- А вот и кисонька моя, голубушка ненаглядная - растянулся он в улыбке, роняя слюну на грудь и указуя сухой рукой на другой ход.
Из черного проема появилось нечто, мало, чем напоминающее женщину, да и человека вообще.
"Это" было лысым, толстым, в красном махровом халате и штопаных бурых тапочках, и еще оно говорило:
- А-а! Дорогой, наконец- то ты нормального привел - верещала она и в улыбке растягивала свой жабий рот с множеством гнилых, обломков зубов.
Гаврила Николаевич ощутил тошноту.
- Ну ладно, развлекайтесь - прохрипел, счастливый угодливый супруг - а я пойду пока на ужин крыс наловлю, и удалился.
- Милый - обратилось "оно" к Пенькову - дети сейчас на загородной свалке в прятки играют, так что у нас с тобой есть три часа, можем не торопиться - извергла она изо рта нечто похожее на голос и сбросила халат.
- А!- вскрикнул наш герой в ужасе и попятился.
- Ну, куда же ты, я изнемогаю, иди же ко мне! - страстно булькнула "Голубушка" и прыгнула, раскрыв объятья.
Гаврила Николаевич увернулся и с совершенно безумными глазами рванул в проход, напротив, из которого минуту назад вышла она. В какой-то миг он разглядел ее поближе, но это было мгновение и его было достаточно, чтобы обезуметь. Пока он мчался, не разбирая дороги, эта картина стояла перед глазами. Огромное, жирное серо-зеленое тело, с реющими на сквозняке, полными как грелки обвисшими, покрытыми мелкими язвочками грудями. Выпученные, хищные, с красными прожилками глазки и широкий лягушачий рот, но самым ужасным была промежность, она до сих пор стоит перед глазами и пугает его по ночам.

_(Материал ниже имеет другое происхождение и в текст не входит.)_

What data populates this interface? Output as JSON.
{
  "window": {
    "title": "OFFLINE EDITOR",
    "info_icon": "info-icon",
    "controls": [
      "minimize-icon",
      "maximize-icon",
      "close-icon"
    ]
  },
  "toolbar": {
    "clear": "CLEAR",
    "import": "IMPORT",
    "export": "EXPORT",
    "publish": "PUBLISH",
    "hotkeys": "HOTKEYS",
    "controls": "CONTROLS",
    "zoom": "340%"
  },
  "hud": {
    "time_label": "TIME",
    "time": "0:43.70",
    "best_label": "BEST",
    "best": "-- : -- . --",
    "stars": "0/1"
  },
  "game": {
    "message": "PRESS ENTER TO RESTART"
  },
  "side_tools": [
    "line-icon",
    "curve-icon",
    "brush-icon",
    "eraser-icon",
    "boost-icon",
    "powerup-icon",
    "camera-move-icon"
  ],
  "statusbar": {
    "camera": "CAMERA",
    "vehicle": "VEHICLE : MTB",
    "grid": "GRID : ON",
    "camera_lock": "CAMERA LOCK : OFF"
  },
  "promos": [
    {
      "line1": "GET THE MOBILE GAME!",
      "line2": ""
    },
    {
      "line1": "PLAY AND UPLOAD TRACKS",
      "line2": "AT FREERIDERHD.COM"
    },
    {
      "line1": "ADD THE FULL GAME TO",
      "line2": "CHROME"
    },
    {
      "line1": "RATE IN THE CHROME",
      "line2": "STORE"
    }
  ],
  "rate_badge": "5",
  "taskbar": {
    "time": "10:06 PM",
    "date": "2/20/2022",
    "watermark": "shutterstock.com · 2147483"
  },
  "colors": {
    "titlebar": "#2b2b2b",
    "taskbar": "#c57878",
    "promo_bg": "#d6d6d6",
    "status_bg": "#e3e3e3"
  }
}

Поворот, еще один и еще, и внезапно удар. Из глаз брызнули искры. Растерев ушиб, он нащупал ход и пулей помчался в него, забыв о радикулите, о болях в коленях, об артрите, и синусите с гаймаритом, пока не оказался в тупике. Постанывая, он метался в бетонном мешке и готов был взмолиться, как внезапно рука нащупала холодный металл лестницы. И вот за долгое время ужасов его душа воспаряла, он впервые ощутил радость, какую ощущает безмятежный, не способный на уныние человек. И хотя не было видно, куда она ведет, он тешился надеждой и предчувствовал хороший конец.